Braking macrophages
Molecule mimics naturally occurring protein to prevent overreaction
SAN DIEGO—Sometimes an immune response can do more harm than good. Researchers at the University of California, San Diego’s School of Medicine discovered that a molecule called Girdin, or GIV, acts as a brake on macrophages, immune cells that detect pathogens and start an inflammatory response as needed.
A study published in October in the Proceedings of the National Academy of Sciences revealed that a synthetic peptide can keep the macrophages from causing damage to the body when fighting off offending bacteria or viruses. Funding for this research came, in part, from the National Institutes for Health.
“When a patient dies of sepsis, he or she does not die due to the invading bacteria themselves, but from an overreaction of their immune system to the bacteria,” explained senior author Dr. Pradipta Ghosh, a professor at UC San Diego School of Medicine and Moores Cancer Center. “It’s similar to what we’re seeing now with dangerous ‘cytokine storms’ that can result from infection with the novel coronavirus SARS-CoV-2.”
When the researchers removed the GIV gene from mouse macrophages, the immune cells quickly overacted to tiny amounts of live bacteria or a bacterial toxin. Mice that had colitis and sepsis were in a less-optimal condition when they lacked the GIV gene in their macrophages. Additionally, the team created peptides that mimic GIV, enabling the shutdown of mouse macrophages on command. Treatment with the GIV-mimic peptide tempered the mice’s inflammatory response.
According to Ghosh, “The GIV-mimic peptide is a tiny synthetic peptide that encodes the sequence naturally found in GIV. This sequence is what GIV uses to keep the TLR4 receptors apart so that the receptors do not fire inflammatory signaling cascades too early or too excessively.”

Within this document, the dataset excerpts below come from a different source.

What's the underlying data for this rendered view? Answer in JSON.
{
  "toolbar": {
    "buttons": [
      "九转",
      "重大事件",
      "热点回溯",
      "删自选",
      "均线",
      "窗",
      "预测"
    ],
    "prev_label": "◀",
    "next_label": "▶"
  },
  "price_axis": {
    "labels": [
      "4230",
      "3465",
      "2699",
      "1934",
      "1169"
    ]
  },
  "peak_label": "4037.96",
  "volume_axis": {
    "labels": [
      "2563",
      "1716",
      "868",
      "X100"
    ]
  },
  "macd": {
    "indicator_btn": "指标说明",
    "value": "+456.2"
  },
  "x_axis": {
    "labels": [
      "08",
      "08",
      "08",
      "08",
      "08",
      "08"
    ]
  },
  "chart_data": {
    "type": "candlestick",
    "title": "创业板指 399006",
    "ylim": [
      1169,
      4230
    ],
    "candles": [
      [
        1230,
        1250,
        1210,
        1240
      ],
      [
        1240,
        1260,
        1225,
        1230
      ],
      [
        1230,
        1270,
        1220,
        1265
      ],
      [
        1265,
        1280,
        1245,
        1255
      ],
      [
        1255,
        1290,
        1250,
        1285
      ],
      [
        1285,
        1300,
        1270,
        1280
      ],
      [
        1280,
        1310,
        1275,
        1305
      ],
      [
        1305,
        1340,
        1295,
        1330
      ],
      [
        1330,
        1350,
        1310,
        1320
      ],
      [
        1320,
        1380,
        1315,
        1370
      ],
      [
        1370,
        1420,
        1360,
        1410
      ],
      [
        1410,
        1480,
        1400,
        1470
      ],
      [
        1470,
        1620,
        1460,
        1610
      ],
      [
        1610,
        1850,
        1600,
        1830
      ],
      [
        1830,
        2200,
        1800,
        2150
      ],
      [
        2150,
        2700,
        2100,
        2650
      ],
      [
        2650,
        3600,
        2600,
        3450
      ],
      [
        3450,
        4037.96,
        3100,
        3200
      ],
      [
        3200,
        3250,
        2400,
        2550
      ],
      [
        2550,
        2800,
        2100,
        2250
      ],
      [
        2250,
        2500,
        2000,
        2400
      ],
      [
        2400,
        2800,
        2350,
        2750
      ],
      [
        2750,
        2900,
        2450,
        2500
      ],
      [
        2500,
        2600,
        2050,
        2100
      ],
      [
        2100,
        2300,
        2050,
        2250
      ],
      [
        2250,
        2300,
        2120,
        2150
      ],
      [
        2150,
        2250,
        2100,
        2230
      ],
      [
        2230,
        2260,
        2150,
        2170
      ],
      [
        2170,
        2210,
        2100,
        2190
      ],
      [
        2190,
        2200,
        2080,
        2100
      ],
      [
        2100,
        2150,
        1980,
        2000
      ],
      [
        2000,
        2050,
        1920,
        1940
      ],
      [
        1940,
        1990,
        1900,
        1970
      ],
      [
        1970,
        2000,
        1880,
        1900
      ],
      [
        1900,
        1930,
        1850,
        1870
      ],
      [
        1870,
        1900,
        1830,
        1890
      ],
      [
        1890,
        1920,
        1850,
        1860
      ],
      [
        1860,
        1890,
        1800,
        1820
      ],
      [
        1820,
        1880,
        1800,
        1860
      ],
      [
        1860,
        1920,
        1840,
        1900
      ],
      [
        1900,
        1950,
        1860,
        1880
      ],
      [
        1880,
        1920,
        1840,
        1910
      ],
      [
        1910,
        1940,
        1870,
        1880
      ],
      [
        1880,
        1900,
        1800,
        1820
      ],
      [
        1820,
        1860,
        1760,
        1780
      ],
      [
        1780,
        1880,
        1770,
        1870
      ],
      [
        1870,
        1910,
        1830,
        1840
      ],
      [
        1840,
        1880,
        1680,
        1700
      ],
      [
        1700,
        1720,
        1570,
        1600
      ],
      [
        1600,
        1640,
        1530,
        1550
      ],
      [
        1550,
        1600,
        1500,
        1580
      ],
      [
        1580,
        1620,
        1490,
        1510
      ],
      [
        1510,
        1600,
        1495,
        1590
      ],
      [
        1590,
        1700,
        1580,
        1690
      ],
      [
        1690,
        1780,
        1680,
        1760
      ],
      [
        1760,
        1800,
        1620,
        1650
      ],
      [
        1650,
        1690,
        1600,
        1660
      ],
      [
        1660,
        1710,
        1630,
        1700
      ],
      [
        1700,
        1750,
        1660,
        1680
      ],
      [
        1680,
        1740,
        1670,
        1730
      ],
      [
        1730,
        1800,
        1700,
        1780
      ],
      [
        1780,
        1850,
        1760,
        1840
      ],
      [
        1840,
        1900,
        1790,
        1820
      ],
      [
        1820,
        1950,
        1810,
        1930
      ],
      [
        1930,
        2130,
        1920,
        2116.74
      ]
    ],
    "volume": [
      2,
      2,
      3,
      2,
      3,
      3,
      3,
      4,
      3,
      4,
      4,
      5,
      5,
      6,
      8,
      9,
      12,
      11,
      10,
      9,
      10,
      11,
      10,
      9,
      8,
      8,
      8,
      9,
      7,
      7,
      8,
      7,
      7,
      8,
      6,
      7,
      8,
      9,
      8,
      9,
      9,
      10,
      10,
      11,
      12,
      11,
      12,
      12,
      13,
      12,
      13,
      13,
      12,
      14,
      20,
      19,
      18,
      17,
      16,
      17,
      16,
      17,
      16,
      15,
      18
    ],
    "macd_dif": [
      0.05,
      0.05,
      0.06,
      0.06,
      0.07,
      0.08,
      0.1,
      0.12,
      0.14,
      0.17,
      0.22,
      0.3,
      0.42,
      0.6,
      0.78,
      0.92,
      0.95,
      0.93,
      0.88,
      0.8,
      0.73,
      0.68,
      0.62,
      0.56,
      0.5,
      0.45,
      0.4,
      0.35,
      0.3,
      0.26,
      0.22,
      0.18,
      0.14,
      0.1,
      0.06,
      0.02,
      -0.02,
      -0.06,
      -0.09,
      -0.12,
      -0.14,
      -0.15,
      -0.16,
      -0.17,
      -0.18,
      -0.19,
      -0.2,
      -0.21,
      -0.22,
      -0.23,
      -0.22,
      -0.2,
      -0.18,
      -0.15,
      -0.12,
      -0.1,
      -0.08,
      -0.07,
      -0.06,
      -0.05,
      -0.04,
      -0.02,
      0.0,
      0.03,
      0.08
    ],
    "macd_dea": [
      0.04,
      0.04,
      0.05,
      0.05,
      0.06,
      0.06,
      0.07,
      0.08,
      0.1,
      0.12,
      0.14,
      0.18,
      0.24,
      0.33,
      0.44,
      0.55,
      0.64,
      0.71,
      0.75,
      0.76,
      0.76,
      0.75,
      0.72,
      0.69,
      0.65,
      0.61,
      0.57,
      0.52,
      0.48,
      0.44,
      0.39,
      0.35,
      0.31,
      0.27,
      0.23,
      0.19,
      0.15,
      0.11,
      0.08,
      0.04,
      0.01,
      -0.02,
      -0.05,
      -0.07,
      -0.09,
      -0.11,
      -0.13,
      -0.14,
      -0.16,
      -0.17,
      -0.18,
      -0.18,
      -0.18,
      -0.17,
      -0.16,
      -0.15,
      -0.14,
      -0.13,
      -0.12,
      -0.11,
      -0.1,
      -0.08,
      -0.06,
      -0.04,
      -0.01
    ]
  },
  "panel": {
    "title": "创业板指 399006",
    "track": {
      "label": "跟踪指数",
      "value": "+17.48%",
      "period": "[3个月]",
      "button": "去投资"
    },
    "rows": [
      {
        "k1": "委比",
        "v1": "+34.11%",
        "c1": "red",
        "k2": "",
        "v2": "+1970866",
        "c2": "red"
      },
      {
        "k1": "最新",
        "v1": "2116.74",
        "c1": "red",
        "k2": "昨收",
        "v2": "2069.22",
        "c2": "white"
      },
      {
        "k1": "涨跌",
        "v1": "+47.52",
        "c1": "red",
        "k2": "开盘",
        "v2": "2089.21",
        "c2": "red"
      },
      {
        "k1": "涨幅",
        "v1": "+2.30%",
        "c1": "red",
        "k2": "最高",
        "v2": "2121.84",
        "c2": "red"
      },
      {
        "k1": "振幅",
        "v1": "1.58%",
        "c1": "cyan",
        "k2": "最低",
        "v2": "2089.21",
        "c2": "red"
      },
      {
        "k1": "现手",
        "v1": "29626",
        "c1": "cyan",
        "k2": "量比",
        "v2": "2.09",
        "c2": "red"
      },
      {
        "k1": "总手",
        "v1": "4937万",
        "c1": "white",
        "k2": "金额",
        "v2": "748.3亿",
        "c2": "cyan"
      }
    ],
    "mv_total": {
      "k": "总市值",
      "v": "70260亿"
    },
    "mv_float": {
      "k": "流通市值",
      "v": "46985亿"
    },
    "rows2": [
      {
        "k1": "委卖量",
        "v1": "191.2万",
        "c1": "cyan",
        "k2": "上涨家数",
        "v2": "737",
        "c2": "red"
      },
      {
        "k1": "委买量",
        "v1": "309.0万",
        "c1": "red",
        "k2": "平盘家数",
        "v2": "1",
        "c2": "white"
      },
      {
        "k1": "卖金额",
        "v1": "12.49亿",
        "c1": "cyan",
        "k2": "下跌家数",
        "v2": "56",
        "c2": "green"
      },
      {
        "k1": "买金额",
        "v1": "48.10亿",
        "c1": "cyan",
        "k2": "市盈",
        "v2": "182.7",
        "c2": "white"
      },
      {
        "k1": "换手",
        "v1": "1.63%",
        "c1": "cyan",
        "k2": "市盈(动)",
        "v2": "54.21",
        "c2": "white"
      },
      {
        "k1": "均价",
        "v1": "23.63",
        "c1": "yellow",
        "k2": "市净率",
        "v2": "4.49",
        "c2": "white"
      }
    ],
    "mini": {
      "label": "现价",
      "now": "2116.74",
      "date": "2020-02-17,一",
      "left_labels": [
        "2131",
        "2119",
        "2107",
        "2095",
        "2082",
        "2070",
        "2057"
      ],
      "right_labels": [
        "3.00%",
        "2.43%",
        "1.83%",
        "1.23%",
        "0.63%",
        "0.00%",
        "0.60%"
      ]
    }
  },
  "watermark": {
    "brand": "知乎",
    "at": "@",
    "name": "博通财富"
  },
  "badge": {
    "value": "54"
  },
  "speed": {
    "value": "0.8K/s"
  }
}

She added, “The tail end of GIV protein uses a small sequence to directly bind the tail end of TLR4 that is within the cell. This part of the receptor allows signals (bacteria and microbe antigens) from the outside to be relayed to the cell’s interior. But signals can only be relayed when two TLR4’s dimerize (couple with each other) after sensing such signal. Dimerization requires the tail ends of two receptors to bind to each other. That is the exact region where GIV binds. By binding to the TLR4 receptors, GIV can therefore inhibit dimerization and signaling. Basically, GIV inhibits the receptors from dimerizing and signaling.”
Upon sending microbes or microbial parts, the macrophages rapidly dial down levels of GIV, according to Ghosh. This is likely to enable inflammation, which results in immunity. However, after the threat has resolved and healing must begin, the macrophages dial back up the levels of GIV. Ghosh explained, “We have determined that both the mRNA and protein levels of GIV go up or down, indicating that this regulation is mediated, perhaps via transcriptional control and/or RNA stabilization. Who or what controls those processes is under investigation.”
The researchers plan to investigate the factors that determine how the GIV brake remains in place when macrophages are resting or removed to mount a response to a credible threat. The Institute for Network Medicine at UC San Diego School of Medicine recently received a new $5-million grant from the National Institute of Allergy and Infectious Diseases, part of the National Institutes of Health, to engage in these studies. Ghosh and her team are sharing this award with her colleagues Dr. Debashis Sahoo, assistant professor at UC San Diego School of Medicine and Jacobs School of Engineering, and Dr. Soumita Das, associate professor of pathology at UC San Diego School of Medicine.
“We expect to find that factors that normally orchestrate the GIV-brake are vital for preventing an overreaction to any infection (credible threat),” Ghosh explained. “We expect to see that dysregulation of these factors may be associated with, for example, death during sepsis, or colitis, liver fibrosis and other conditions. We expect that these insights could be exploited to create peptidomimetic drugs that can allow us to dial down the level of inflammation. On the flip side, if the brake is not removed in a timely manner, we expect to see immune apathy, such as encountered in an immunosuppressed state.”